The minister said in the Northern Region, for example, they are implementing the Karonga Water and Sanitation Project.

She added that they have just finalised work on the Nkhata Bay Water and Sanitation Project.

“In the Southern Region, we are implementing the Malawi Water and Sanitation Project. This one will improve access to safe water and [lead to] improved sanitation in the City of Blantyre. In Mangochi, we recently finalised a project which is now allowing access to safe water by residents in lakeshore areas,” Mia said.

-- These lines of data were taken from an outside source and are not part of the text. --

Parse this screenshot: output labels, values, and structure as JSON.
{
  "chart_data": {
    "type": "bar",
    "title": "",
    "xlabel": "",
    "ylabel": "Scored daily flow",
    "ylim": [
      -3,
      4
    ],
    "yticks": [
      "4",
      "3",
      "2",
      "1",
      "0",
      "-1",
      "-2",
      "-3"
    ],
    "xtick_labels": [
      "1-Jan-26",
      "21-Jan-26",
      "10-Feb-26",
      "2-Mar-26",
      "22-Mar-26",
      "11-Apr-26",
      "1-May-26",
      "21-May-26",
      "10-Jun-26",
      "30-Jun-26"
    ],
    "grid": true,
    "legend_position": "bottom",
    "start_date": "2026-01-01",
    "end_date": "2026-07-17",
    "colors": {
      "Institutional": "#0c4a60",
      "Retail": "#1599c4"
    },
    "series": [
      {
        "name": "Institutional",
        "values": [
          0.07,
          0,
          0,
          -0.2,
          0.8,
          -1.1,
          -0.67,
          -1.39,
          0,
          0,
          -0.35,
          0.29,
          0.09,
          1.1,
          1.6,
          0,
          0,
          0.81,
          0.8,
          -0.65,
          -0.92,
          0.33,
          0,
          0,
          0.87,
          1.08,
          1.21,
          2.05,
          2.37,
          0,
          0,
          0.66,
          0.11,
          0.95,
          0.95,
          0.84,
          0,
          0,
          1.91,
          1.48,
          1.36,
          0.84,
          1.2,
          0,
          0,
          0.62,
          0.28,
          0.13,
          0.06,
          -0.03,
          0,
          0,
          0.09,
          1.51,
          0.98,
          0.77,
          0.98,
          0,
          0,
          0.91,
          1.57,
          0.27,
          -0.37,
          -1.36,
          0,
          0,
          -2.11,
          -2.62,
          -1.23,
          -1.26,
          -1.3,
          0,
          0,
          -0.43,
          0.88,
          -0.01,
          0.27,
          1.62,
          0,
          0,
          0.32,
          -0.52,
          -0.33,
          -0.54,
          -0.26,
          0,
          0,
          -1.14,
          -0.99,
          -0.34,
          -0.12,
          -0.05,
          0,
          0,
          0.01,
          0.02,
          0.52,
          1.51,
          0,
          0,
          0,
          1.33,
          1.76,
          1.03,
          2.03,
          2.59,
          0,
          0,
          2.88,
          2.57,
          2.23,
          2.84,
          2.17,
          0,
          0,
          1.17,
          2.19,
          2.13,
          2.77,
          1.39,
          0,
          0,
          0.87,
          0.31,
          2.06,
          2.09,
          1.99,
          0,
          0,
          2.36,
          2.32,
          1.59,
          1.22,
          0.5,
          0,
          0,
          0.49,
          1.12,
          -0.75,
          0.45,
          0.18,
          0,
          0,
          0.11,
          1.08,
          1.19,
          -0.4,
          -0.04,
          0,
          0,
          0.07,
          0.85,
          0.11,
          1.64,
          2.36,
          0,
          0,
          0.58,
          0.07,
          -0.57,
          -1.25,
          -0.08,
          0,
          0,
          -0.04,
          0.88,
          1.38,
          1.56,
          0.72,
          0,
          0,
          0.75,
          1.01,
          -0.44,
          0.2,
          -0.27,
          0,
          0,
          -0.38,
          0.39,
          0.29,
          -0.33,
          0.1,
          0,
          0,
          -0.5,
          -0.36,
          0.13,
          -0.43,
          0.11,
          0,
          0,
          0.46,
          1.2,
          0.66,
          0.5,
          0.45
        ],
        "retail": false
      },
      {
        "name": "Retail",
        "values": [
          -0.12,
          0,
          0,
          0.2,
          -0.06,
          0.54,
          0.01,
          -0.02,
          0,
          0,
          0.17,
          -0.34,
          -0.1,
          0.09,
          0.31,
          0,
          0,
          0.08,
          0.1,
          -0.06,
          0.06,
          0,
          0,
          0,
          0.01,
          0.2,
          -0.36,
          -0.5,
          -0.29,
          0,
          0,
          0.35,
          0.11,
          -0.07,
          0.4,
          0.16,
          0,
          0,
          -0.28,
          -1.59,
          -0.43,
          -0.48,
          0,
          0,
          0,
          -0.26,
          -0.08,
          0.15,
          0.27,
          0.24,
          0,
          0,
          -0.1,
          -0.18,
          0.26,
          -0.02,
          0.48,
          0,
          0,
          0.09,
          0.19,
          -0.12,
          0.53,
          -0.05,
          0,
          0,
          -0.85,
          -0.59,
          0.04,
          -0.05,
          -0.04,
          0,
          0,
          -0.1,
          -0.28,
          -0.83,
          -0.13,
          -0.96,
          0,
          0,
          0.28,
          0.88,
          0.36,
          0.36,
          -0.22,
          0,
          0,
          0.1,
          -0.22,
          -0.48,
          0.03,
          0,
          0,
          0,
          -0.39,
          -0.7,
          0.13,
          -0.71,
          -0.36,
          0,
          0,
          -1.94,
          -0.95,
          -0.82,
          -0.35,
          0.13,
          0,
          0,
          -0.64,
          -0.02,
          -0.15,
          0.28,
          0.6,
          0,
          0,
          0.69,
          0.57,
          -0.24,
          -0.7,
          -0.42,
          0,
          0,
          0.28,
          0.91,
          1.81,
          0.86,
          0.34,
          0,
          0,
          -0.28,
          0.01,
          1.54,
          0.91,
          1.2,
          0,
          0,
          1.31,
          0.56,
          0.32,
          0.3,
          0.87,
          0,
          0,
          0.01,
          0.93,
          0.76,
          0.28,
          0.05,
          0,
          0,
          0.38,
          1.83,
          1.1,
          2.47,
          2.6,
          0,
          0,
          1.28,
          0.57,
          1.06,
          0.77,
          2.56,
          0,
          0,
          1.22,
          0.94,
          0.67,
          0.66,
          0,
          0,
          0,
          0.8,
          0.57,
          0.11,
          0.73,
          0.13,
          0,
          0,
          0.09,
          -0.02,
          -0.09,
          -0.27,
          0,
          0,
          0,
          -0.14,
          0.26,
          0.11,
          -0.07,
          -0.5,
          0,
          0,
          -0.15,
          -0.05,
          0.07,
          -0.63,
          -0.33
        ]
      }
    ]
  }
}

She said the Government of Malawi, noting the dependency of the economy on water resources and its impact on poverty reduction, considers the conservation, management, development and utilisation of water resources as one of its priorities.

United Nations Sustainable Development Goal number 6 ensures access to water and sanitation for all by the year 2030.

Reports indicate that in rural areas, 37 percent of households spend 30 minutes or more fetching drinking water in comparison to 13 percent in urban areas.

But, as the saying goes, water is life.

As such, scarcity of the commodity is akin to the pronouncement of a death sentence on people who are far from giving up on life.